Le père Bazzzin à ces mots se mit au garde à vous, c’était trop d’honneur pour lui. S’il avait eu quelques années de moins il aurait certainement triqué.
- Qu’est-ce donc ben ce que tu cherche à savoir gamin.
- J’ai eu une crise de conscience si je peux dire, pas une crise d’intelligence mais une crise de conscience.
- Ah vingt dioux, pour sûr, une crise d’intelligence, ça se saurait surtout venant de ta part, je crois que tout le village pourrait partir à Lourdes.
- Je ne sais pas trop l’âge que j’ai, je doit être aux alentours de soixante ou soixante cinq ans.
- Ah l’âge de la jeunesse, je me souviens nom dix dioux, à cet âge là il fallait que j’aille une dizaine de fois par soir aux putes sinon je n’arrivais pas à dormir, nom dix dioux, qu’est-ce que je leur mettait dans la charnière à cette époque.
- Vous pourriez m’apprendre ? implora Norbert tout en continuant de pleurnicher.

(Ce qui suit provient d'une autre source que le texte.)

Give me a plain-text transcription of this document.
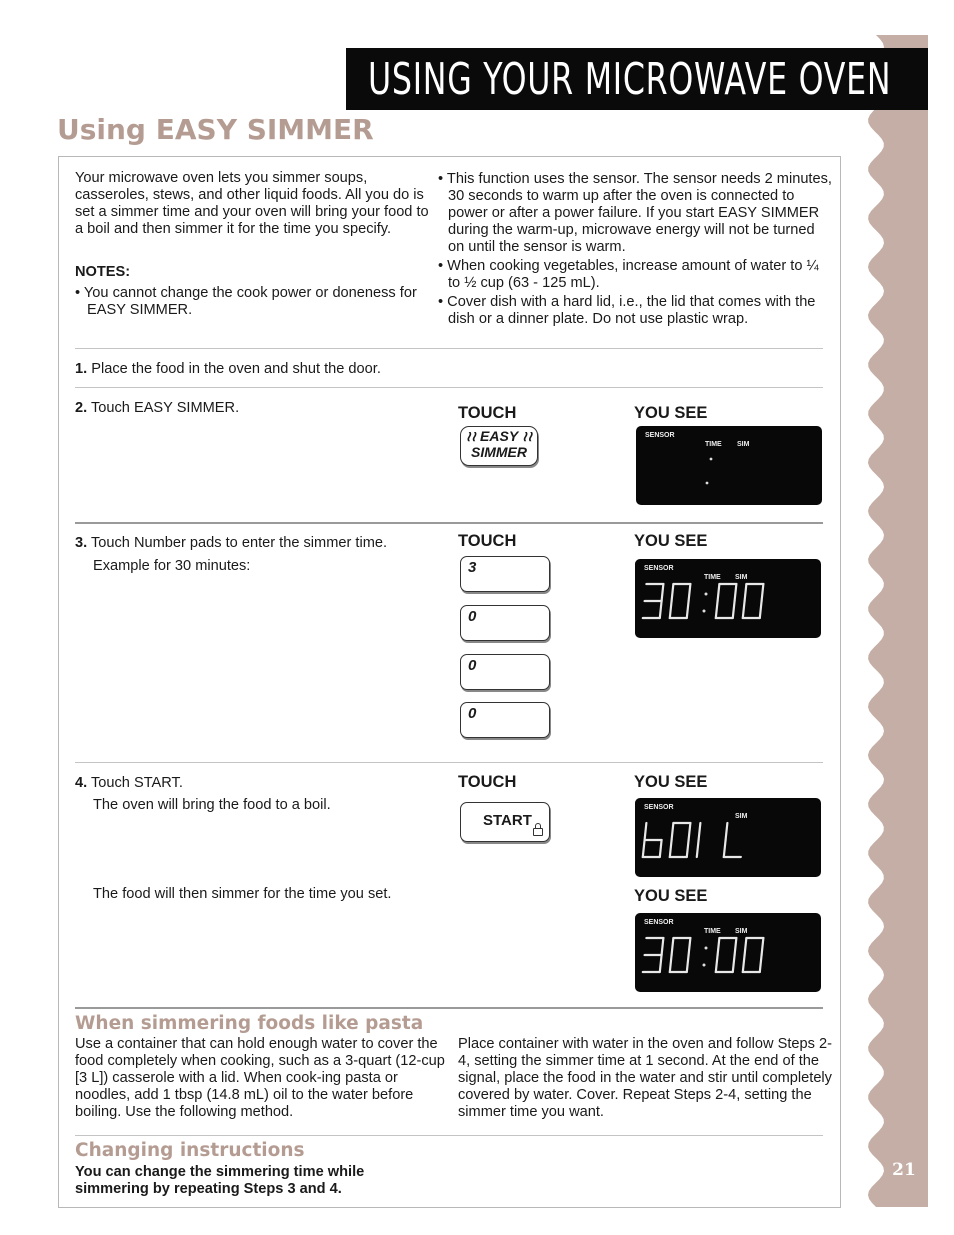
USING YOUR MICROWAVE OVEN
Using EASY SIMMER
Your microwave oven lets you simmer soups, casseroles, stews, and other liquid foods. All you do is set a simmer time and your oven will bring your food to a boil and then simmer it for the time you specify.
NOTES:
• You cannot change the cook power or doneness for EASY SIMMER.
• This function uses the sensor. The sensor needs 2 minutes, 30 seconds to warm up after the oven is connected to power or after a power failure. If you start EASY SIMMER during the warm-up, microwave energy will not be turned on until the sensor is warm.
• When cooking vegetables, increase amount of water to ¼ to ½ cup (63 - 125 mL).
• Cover dish with a hard lid, i.e., the lid that comes with the dish or a dinner plate. Do not use plastic wrap.
1. Place the food in the oven and shut the door.
2. Touch EASY SIMMER.	TOUCH	YOU SEE
≀≀ EASY ≀≀
SIMMER
SENSOR
TIME SIM
3. Touch Number pads to enter the simmer time.
Example for 30 minutes:
TOUCH	YOU SEE
3
0
0
0
SENSOR
TIME SIM
4. Touch START.
The oven will bring the food to a boil.
The food will then simmer for the time you set.
TOUCH	YOU SEE
START
SENSOR
SIM
YOU SEE
SENSOR
TIME SIM
When simmering foods like pasta
Use a container that can hold enough water to cover the food completely when cooking, such as a 3-quart (12-cup [3 L]) casserole with a lid. When cook-ing pasta or noodles, add 1 tbsp (14.8 mL) oil to the water before boiling. Use the following method.
Place container with water in the oven and follow Steps 2-4, setting the simmer time at 1 second. At the end of the signal, place the food in the water and stir until completely covered by water. Cover. Repeat Steps 2-4, setting the simmer time you want.
Changing instructions
You can change the simmering time while simmering by repeating Steps 3 and 4.
21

- Mais ton homme est devant toi, j’accepte nom dix dioux d’être ton professeur claironna le père Bazzzin ce vieillard acariâtre.
- Merci répondit Norbert les bras en crois, quand commençons-nous ?
- Ben quelle question nom dix dioux tout de suite, dès que tu auras été te passer les couilles sous l’eau avec un ch’ti coup de dolpic nom des dioux.